It will be gone with the other
I think it's a mistake to regard Rinzai and Soto Zen as opposing schools or even as teaching something different. Sometimes it seems to be a mistake to think that other religions are teaching something different from Zen. I've been listening to audio downloads from an American Rinzai Zen temple called Cho Bo Ji. You can hear these on the RSS feed on the right hand column of my blog, but the best place to get them is as podcasts on iTunes. I've really been enjoying these. Genjo Marinello is as entertaining as he is profound. I can't recommend them enough. This morning he was talking about one of the Koans in the Blue Cliff Record - Daizu's "It will be gone with the other".
A monk asks Daizu if, when this incarnation of the universe comes to an end, 'It' (meaning Buddha, the Tao, the absolute) will be destroyed. Daizu says, much to the monk's dismay, 'It will be gone with the other'. Daizu is sabotaging the monk's attempt to clutch onto the essence of reality as something fixed and permanent.
Genjo Marinello then talks about getting to know the eccentric Zen Master and poet Soen Roshi when he was in Japan and recites some of his beautiful haiku:
Sky and water reflecting
He juxtaposes the monks question from the koan with the haiku:
'Will it be gone with the other?'
'It will be gone with the other'.
Yet 'Clearness.
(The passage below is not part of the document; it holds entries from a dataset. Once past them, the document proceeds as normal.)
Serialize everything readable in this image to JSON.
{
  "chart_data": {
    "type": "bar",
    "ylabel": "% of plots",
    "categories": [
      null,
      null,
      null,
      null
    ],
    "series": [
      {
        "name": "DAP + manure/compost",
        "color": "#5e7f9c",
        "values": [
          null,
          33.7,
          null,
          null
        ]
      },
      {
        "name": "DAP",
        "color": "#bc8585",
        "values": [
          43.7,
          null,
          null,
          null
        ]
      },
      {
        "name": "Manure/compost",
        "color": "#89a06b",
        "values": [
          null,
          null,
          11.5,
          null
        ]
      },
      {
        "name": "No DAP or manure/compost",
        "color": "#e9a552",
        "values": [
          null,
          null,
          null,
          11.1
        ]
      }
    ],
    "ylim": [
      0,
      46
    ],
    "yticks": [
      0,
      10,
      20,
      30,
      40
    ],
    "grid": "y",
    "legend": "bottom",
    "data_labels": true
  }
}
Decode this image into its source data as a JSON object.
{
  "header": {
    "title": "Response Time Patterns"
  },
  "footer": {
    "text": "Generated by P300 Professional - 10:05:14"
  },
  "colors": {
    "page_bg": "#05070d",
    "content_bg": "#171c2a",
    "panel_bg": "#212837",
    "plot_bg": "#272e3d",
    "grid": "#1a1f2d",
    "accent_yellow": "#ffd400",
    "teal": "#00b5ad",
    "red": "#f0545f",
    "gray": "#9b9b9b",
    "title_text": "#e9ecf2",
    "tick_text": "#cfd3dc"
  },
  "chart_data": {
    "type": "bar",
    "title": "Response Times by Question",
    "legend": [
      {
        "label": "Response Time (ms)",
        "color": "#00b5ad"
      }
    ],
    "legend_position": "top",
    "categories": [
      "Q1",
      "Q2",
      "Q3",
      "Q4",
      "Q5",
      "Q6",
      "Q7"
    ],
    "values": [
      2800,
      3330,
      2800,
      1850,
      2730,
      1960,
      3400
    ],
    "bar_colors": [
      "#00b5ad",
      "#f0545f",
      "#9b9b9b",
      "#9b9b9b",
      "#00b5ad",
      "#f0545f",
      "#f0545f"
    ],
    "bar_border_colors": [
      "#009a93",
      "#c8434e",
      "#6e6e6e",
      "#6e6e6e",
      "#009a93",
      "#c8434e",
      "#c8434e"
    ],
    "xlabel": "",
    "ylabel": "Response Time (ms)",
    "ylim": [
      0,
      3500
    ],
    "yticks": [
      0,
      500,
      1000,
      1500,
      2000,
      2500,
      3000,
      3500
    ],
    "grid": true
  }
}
Sky and water reflecting my heart'. No talk of 'It'.
Hearing that on the podcast as I drove to work, after a weekend of Zen and visiting old friends in the south west, I had a sense of something profoundly sublime, which was quite overwhelming. It even brought me to tears for a few moments - I had to compose myself so that I didn't crash the car. I can only feebly try to describe it as a sense of a hand reaching out to grasp something and encountering empty space, only to be caressed by a gentle breeze blowing on the skin. Perhaps it shows how much further poetry can go than philosophy.
'Will It perish at the end of the universe?' really means 'is impermanence permanent or impermanent?' or 'does emptiness have a self-nature or not'? Daizu did not want the monk to cling to 'It' as a fixed thing. There are a significant number of Buddhists who interpret the meaning of their religion just like this: all phenomena are empty and impermanent apart from Buddha Nature which is permanent. I think the real meaning of Daizu's response was not 'emptiness has no self'. Nor, I think, did he just want to deny the unborn, undying nature of Buddha just as a teaching device to bring the student away from clinging merely to the idea of it. Reality is not to be regarded as a thing, which either passes out of existence or remains in a state of stasis. Reality is where concepts of birth and death and stasis have no meaning - these are conventions of thought and language - ultimately reality is beyond all of these terms. This is what Nagarjuna meant when he taught the 'emptiness of emptiness'.
Whatever is dependently co-arisen
That is explained to be emptiness.
That, being a dependent designation,
Is itself the middle way.
Something that is not dependently arisen,
Such a thing does not exist.
Therefore a nonempty thing
Does not exist.
A monk once asked Joshu “If I have nothing in my mind, what should I do?”
“Throw it out.” Replied Joshu.
“But if there is nothing in my mind how can I throw it out?”
“Then,” said Joshu, “you will have to carry it out.”